Wenn die Auszeit kommt, macht der Körper schlapp. Ist das Zufall? Dieses Phänomen – als „Freizeitkrankheit“ oder „Leisure Sickness“ bezeichnet – trifft viele Arbeitnehmer. Immerhin 72 Prozent der Arbeitnehmenden seien mindestens einmal betroffen. Das teilt die IU Internationale Hochschule in Erfurt mit. Sie habe über 2000 Personen im Alter von 16 bis 65 Jahren befragt. Bemerkenswert ist, dass im Jahr 2002 lediglich 3 bis 4 Prozent der Befragten angegeben hätten, bereits „freizeitkrank“ gewesen zu sein.
Hoher Ehrgeiz und Selbstanspruch
Ein wichtiger Faktor scheint der Umgang mit der individuellen Arbeitsbelastung zu sein, erklärt IU-Professorin Dr. Stefanie Andre, Expertin für Gesundheit am Arbeitsplatz. Besonders betroffen sei, wer sehr ehrgeizig und pflichtbewusst ist, ein hohes Verantwortungsgefühl hat oder hohe Ansprüche an sich stellt. Ebenso hätten Menschen, die schlecht in ihrer Freizeit abschalten können oder nicht „Nein“ im Berufsleben sagen können, ein höheres Risiko für die „Freizeitkrankheit“.
Erreichbarkeit steht Erholung im Weg
Hoher Arbeitsdruck belaste ein Drittel der Befragten, so die IU. Mehr als die Hälfte hätten geantwortet, dass Erreichbarkeit ihre Erholung beeinträchtige. Gleichzeitig fühle sich ein Drittel der Befragten dazu verpflichtet in der Freizeit erreichbar zu sein – in erster Linie unter 25-Jährige.

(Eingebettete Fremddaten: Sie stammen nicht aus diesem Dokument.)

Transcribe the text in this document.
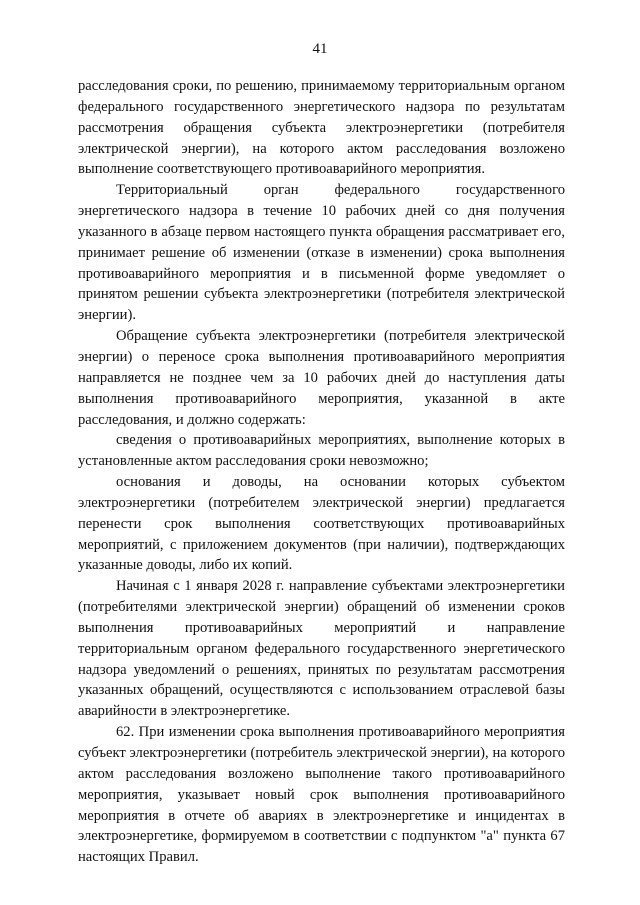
41

расследования сроки, по решению, принимаемому территориальным органом федерального государственного энергетического надзора по результатам рассмотрения обращения субъекта электроэнергетики (потребителя электрической энергии), на которого актом расследования возложено выполнение соответствующего противоаварийного мероприятия.

Территориальный орган федерального государственного энергетического надзора в течение 10 рабочих дней со дня получения указанного в абзаце первом настоящего пункта обращения рассматривает его, принимает решение об изменении (отказе в изменении) срока выполнения противоаварийного мероприятия и в письменной форме уведомляет о принятом решении субъекта электроэнергетики (потребителя электрической энергии).

Обращение субъекта электроэнергетики (потребителя электрической энергии) о переносе срока выполнения противоаварийного мероприятия направляется не позднее чем за 10 рабочих дней до наступления даты выполнения противоаварийного мероприятия, указанной в акте расследования, и должно содержать:

сведения о противоаварийных мероприятиях, выполнение которых в установленные актом расследования сроки невозможно;

основания и доводы, на основании которых субъектом электроэнергетики (потребителем электрической энергии) предлагается перенести срок выполнения соответствующих противоаварийных мероприятий, с приложением документов (при наличии), подтверждающих указанные доводы, либо их копий.

Начиная с 1 января 2028 г. направление субъектами электроэнергетики (потребителями электрической энергии) обращений об изменении сроков выполнения противоаварийных мероприятий и направление территориальным органом федерального государственного энергетического надзора уведомлений о решениях, принятых по результатам рассмотрения указанных обращений, осуществляются с использованием отраслевой базы аварийности в электроэнергетике.

62. При изменении срока выполнения противоаварийного мероприятия субъект электроэнергетики (потребитель электрической энергии), на которого актом расследования возложено выполнение такого противоаварийного мероприятия, указывает новый срок выполнения противоаварийного мероприятия в отчете об авариях в электроэнергетике и инцидентах в электроэнергетике, формируемом в соответствии с подпунктом "а" пункта 67 настоящих Правил.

Die Rolle des Nervensystems bei der Freizeitkrankheit
Laut der Barmer-Krankenkasse ist die vorherrschende Meinung zur Ursache das Wechselspiel von Sympathikus und Parasympathikus im vegetativen Nervensystem. Stress aktiviert den Sympathikus. Das hat verbesserte Konzentration, beschleunigten Herzschlag und besser durchblutete Muskeln zur Folge.
„Bei anhaltendem Stress steht der Körper aber kontinuierlich unter erhöhtem Einfluss der Hormone Adrenalin und Cortisol.“, erklärt Psychologin Andrea Jakob-Pannier von der Barmer. Der verspätete Wechsel zum Parasympathikus, der für Verdauung und Ruhe zuständig ist, könne zu Symptomen wie geschwächter Immunabwehr, Kopfschmerzen und Schlappheit führen.
Entspannen trotz Stressphase
Symptome wie Müdigkeit, Reizbarkeit und gedankliches Nicht-Abschalten treten in langen Stressphasen häufig auf. Dann könne man rechtzeitig reagieren und verhindern, dass es zur „Freizeitkrankheit“ kommt. Auch in diesen Phasen helfe es, Bewegung in den Arbeitsalltag zu integrieren – zum Beispiel in Form eines 20-minütigen Spaziergangs. Ausreichend Schlaf sei ebenfalls wichtig. Wer damit Probleme habe, könne sich mit progressiver Muskelentspannung helfen.
„Oftmals sind es schon kleine Dinge, die beim Stressabbau helfen können. Wichtig ist, sich dafür ganz bewusst die Zeit zu schaffen“, so Jakob-Pannier.